De leur côté, plusieurs ministres demanderont à Yves Leterme pourquoi il a fait distribuer sa lettre à Van Deurzen. Ce courrier ne jette-t-il pas d'un coup sec l'opprobre sur les mondes judiciaire et politique? Non seulement, le Premier ne voit pas malice, mais il confie "aux collègues", comme il dit souvent: "Sachant ce que cela a provoqué, je le referais!" Vite, un psychiatre! Lorsqu'on apprend les SMS "bac à sable" que le chef du gouvernement a échangés avec certains journalistes, on ne peut que se frapper la tempe au moyen de l'index…

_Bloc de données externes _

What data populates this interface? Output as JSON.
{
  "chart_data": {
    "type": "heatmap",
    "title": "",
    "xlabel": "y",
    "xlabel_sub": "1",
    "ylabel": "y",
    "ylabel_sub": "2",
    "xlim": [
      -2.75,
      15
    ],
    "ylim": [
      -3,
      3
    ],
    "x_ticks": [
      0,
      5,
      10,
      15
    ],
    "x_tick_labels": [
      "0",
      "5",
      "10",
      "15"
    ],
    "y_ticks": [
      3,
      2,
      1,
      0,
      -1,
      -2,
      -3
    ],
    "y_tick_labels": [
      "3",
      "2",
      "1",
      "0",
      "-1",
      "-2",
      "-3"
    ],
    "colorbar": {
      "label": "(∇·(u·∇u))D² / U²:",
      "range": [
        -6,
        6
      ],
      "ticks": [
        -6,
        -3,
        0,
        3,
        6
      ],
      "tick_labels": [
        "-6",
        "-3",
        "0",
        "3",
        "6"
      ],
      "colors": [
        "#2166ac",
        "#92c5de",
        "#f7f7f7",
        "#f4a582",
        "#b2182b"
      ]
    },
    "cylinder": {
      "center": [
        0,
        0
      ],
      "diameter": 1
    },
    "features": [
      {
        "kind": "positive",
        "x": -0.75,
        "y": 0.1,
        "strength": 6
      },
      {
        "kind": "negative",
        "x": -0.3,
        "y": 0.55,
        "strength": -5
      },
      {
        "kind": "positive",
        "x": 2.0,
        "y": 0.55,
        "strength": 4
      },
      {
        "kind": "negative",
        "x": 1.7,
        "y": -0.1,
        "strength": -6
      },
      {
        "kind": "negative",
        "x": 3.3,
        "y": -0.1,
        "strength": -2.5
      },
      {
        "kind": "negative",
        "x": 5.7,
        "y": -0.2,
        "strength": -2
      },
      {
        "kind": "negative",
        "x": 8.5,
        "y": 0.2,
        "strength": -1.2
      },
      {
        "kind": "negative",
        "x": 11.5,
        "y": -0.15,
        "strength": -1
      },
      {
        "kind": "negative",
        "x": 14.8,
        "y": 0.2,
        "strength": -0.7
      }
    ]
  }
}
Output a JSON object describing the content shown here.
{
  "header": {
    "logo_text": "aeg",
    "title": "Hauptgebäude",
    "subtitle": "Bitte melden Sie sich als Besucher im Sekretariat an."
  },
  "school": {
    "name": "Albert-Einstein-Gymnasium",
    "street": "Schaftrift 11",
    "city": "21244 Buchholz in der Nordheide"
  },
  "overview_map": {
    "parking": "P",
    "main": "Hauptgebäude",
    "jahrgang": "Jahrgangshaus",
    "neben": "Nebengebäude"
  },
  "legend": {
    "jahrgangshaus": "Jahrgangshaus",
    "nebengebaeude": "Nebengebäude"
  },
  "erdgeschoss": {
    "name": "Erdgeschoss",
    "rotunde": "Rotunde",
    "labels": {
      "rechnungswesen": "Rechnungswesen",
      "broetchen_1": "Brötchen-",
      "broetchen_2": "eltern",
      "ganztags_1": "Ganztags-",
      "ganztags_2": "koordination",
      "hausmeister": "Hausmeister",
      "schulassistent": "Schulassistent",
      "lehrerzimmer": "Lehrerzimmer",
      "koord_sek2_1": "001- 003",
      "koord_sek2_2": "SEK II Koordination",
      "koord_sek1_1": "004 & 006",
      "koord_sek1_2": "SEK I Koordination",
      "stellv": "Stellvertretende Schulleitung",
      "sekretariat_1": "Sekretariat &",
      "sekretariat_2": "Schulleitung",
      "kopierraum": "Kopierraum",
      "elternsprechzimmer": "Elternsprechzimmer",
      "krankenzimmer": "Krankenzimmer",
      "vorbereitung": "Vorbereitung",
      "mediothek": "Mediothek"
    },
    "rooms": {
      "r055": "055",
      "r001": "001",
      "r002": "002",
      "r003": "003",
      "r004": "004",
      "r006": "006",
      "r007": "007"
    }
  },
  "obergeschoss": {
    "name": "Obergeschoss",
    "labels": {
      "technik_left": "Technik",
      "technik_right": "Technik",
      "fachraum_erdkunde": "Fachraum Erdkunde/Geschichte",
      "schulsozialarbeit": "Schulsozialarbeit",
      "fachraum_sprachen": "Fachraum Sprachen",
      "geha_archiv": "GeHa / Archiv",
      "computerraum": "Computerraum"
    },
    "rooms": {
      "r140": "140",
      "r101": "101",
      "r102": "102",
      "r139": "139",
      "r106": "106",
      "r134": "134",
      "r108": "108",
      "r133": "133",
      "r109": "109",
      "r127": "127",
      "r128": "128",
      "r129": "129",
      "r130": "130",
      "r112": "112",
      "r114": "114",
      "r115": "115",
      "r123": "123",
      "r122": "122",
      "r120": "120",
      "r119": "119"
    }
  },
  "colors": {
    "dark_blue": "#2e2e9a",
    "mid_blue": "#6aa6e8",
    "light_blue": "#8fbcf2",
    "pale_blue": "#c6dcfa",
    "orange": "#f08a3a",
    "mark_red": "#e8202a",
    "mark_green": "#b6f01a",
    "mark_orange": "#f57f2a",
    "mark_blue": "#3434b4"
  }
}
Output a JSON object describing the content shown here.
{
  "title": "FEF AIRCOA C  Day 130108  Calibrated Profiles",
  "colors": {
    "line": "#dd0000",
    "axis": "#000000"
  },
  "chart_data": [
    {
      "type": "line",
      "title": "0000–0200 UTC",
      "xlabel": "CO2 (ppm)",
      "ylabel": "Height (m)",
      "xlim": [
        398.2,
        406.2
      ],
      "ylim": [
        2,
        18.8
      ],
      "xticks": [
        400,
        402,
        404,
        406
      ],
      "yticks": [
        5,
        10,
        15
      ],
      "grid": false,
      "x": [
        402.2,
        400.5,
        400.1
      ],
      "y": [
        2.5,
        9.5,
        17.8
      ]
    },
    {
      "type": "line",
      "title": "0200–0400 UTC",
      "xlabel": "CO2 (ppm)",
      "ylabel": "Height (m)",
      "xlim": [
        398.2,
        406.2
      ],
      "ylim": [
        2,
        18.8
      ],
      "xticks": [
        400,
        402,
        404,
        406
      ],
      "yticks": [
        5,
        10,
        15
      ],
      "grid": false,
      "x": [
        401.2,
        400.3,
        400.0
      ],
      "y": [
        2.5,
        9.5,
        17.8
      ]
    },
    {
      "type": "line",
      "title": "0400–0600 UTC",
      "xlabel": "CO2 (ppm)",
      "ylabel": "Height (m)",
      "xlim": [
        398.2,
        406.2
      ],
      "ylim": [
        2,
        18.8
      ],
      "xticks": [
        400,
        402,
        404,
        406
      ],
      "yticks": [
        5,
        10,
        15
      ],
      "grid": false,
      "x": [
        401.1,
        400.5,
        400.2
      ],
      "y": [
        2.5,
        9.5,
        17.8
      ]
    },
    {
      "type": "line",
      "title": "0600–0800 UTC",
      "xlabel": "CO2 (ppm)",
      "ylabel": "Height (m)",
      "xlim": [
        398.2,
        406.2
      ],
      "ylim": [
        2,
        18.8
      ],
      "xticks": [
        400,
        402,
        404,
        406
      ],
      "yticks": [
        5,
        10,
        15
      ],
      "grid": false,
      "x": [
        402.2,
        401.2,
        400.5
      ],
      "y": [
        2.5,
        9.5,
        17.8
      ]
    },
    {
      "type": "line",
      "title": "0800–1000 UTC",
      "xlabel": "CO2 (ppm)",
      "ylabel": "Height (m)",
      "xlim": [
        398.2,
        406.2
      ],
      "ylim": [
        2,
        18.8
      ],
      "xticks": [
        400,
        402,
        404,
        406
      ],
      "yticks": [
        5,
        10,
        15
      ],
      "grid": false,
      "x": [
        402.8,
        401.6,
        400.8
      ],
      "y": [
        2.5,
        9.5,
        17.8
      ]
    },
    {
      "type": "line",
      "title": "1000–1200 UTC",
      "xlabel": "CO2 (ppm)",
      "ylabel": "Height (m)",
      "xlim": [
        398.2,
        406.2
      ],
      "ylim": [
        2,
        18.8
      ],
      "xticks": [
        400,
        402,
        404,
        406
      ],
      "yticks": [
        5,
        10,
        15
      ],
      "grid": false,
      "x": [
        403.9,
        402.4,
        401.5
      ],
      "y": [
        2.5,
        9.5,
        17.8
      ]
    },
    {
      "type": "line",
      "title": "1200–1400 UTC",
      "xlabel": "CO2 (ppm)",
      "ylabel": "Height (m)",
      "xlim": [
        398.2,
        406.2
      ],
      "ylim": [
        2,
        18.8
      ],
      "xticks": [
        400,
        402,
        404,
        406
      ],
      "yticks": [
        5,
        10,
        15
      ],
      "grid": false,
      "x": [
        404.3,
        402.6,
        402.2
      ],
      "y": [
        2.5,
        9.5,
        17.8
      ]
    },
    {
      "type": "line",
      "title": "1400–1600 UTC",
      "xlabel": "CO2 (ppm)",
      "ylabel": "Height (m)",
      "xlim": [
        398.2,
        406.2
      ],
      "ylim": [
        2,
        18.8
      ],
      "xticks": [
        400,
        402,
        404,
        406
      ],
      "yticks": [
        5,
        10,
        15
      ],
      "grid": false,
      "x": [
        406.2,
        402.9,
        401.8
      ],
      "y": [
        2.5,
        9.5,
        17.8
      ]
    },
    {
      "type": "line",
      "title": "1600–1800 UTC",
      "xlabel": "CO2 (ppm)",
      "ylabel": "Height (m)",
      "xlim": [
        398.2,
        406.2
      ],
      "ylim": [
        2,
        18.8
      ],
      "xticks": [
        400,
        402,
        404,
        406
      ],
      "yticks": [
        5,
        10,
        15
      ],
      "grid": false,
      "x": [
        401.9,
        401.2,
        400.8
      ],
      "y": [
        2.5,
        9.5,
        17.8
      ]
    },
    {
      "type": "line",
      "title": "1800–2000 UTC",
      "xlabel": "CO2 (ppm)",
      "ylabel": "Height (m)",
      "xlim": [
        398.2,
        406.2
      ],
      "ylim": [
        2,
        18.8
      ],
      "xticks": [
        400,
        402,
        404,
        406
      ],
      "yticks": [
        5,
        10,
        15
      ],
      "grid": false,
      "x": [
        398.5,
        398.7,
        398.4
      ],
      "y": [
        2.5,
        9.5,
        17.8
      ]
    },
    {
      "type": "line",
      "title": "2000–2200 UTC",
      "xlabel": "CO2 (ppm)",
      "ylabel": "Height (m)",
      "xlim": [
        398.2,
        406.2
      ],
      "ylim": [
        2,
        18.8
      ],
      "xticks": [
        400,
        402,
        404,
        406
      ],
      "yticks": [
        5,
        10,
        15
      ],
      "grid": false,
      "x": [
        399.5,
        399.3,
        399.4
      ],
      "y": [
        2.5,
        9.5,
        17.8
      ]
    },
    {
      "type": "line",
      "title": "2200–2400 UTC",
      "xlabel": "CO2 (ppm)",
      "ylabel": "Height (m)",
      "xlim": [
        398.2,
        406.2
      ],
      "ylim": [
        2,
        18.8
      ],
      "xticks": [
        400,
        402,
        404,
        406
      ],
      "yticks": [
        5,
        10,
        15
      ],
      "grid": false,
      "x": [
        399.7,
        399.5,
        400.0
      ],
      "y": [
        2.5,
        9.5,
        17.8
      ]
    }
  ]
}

verhofstadt - DH 21-12-08.jpgDu côté de l'Open-VLD, on est moins sentimental. Ainsi, est-ce ce parti qui a exigé que ce ne soit pas le seul Yves Leterme, mais bien l'ensemble du gouvernement qui démissionne. Pas question de donner l'impression de vouloir la peau du seul Leterme.  Le VLD tenterait-il de faire revenir Guy Verhofstadt? Réponse, du tac-au-tac, d'un ministre francophone: "C'est Verhofstadt lui-même qui tente de se faire revenir!"

En fin de journée de vendredi, Leterme réunit ses vice-Premiers, afin de régler la suite des événements. C'était la tourmente! Et pourtant, Joëlle Milquet propose, le plus sérieusement du monde, qu'on "décide de prendre des mesures pour les gens."

Plus terre-à-terre, du côté du PS, la hache de guerre est déterrée: "Didier Reynders est, lui aussi, mouillé dans les contacts avec la magistrature", assène le service de presse d'Elio Di Rupo, dans une grande campagne téléphonique aux médias. Ambiance!